Tripat Rajinder Singh Bajwa is an Indian politician and a member of Indian National Congress. He is a Member of Punjab Legislative Assembly (MLA) and represents Fatehgarh Churian. He heads the Ministries of Rural Development Now Animal Husbandry Panchayats and Water Supply & Sanitation for the Government of Punjab.

==Early life==
Bajwa was born on 23 February 1943 to parents Gurbachan Singh Bajwa and Beant Kaur in Pakistan in Kotli Bajwa, Narowal, Sialkot.

Gurbachan Singh Bajwa was a cabinet minister in Gopi Chand Bhargava, Bhim Sen Sachar and Sardar Partap Singh Kairon Cabinets and held portfolios such as PWD, Education and Chandigarh capital project.

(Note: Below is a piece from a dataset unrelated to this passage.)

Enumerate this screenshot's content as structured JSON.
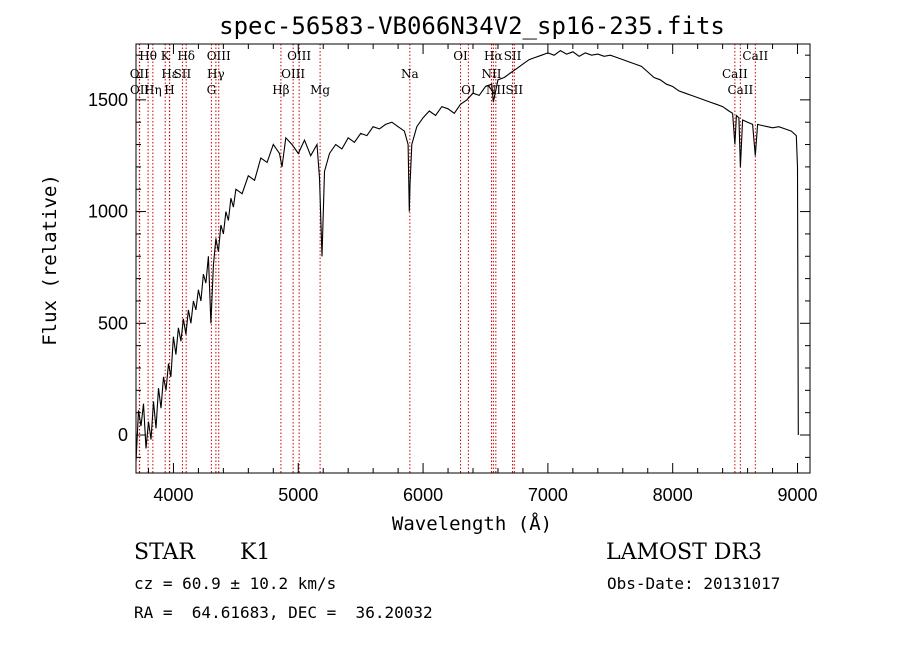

==Assets and liabilities declared during elections==
During the 2022 Punjab Legislative Assembly election, he declared Rs. 6,89,12,196 as an overall financial asset and Rs. 2,74,04,995 as financial liability.

==Political career==
Tripat Rajinder Singh Bajwa started his career from grass root level, became general secretary of Youth Congress, he was elected as Qadian Municipal council member, then became president of Qadian municipality and Chairman of local Market Committee. Tripat Bajwa first fought election in 1977 from Qadian, 1980 from Sri Hargobindpur. Bajwa first successfully contested Punjab Legislative Assembly from Qadian in 1992 and won again in 2002. In March 2003, he was made Minister of Forest. However, he had to resign in August 2004 due to cabinet rejig. Tripat Rajinder Singh like his father is known to be honest upright politician and die hard Congress leader. Later, he was appointed chairman of Punjab Pollution Control Board. In 2012, he was elected from Fatehgarh Churian. He was one of the 42 INC MLAs who submitted their resignation in protest of a decision of the Supreme Court of India ruling Punjab's termination of the Sutlej-Yamuna Link (SYL) water canal unconstitutional. Tripat Rajinder Singh Bajwa was reelected from Fatehgarh Churian in 2017 and was inducted as Cabinet Minister in Capt. Amarinder Singh ministry with portfolio of Rural development and panchayats, water supply & sanitation minister.